Photo/IllutrationIsoko Mochizuki of the Tokyo Shimbun speaks about her experiences as a reporter. (Asahi Shimbun file photo)

A government spokesman on Feb. 7 denied there was any intent by the prime minister's office to restrict the right of the media to ask questions, despite it issuing a document criticizing a reporter for doing so.

Yasutoshi Nishimura, a deputy chief Cabinet secretary, made the denial at a news conference in place of Chief Cabinet Secretary Yoshihide Suga, who was answering questions in the Diet.

Isoko Mochizuki, a reporter for the Tokyo Shimbun, touched upon the document issued by the public relations section of the prime minister's office that called on members of the press club covering the office to "jointly share" in the awareness of the seriousness of the issue of reporters asking questions based on a misunderstanding of the facts.

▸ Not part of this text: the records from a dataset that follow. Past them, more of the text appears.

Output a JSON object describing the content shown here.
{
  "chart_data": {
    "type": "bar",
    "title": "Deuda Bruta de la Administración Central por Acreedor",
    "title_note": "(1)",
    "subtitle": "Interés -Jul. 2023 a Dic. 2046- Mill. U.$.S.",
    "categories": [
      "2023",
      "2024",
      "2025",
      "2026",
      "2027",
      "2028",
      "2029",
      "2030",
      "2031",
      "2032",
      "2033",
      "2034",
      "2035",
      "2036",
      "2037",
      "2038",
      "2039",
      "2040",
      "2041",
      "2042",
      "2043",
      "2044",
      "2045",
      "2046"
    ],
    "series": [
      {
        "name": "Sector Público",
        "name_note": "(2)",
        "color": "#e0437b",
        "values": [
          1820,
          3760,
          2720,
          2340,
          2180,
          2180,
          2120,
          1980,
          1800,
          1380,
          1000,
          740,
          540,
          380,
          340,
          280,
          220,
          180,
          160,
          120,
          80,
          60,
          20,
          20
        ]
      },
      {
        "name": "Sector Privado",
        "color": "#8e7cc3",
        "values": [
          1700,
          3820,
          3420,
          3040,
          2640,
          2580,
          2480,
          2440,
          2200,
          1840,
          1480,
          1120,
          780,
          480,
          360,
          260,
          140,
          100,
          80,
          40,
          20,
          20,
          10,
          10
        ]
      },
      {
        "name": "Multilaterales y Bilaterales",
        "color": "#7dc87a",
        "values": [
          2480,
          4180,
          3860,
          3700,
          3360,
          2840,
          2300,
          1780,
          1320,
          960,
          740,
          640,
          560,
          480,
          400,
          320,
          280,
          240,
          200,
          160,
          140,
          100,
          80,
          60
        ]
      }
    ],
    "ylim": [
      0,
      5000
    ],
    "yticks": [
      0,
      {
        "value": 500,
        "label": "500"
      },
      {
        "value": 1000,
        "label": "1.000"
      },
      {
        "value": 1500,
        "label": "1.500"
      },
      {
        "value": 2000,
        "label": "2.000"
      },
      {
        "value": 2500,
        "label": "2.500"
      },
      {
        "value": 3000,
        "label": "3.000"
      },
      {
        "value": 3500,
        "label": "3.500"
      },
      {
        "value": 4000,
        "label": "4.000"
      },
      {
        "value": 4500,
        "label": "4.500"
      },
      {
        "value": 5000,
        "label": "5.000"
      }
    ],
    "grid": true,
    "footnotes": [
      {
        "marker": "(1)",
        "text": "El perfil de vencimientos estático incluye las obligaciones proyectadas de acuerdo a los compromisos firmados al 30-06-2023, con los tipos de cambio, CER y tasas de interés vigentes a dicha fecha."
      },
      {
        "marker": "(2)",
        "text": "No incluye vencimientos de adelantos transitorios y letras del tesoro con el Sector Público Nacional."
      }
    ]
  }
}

A question from Mochizuki on Dec. 26 concerning work to relocate U.S. Marine Corps Air Station Futenma from Ginowan, Okinawa Prefecture, to the Henoko district of Nago, also in the prefecture, touched a raw nerve with the Abe administration.

She asked about spreading red soil runoff at the landfill site, which the government said was not based on facts and the comment might spread a mistaken understanding to both domestic and international audiences.

At Nishimura's news conference on Feb. 7, Mochizuki said the document was "a form of psychological pressure on me and my company" and asked what the intent of the document was.

Nishimura responded, "I received a report from the head of the public relations section that there was absolutely no intent to restrict the asking of questions or to limit the (public's) right to know."

Nishimura was also asked what the government's recognition of the issue was and what it planned to do about it.

He only responded, "I hope that there can be a constructive exchange" of ideas.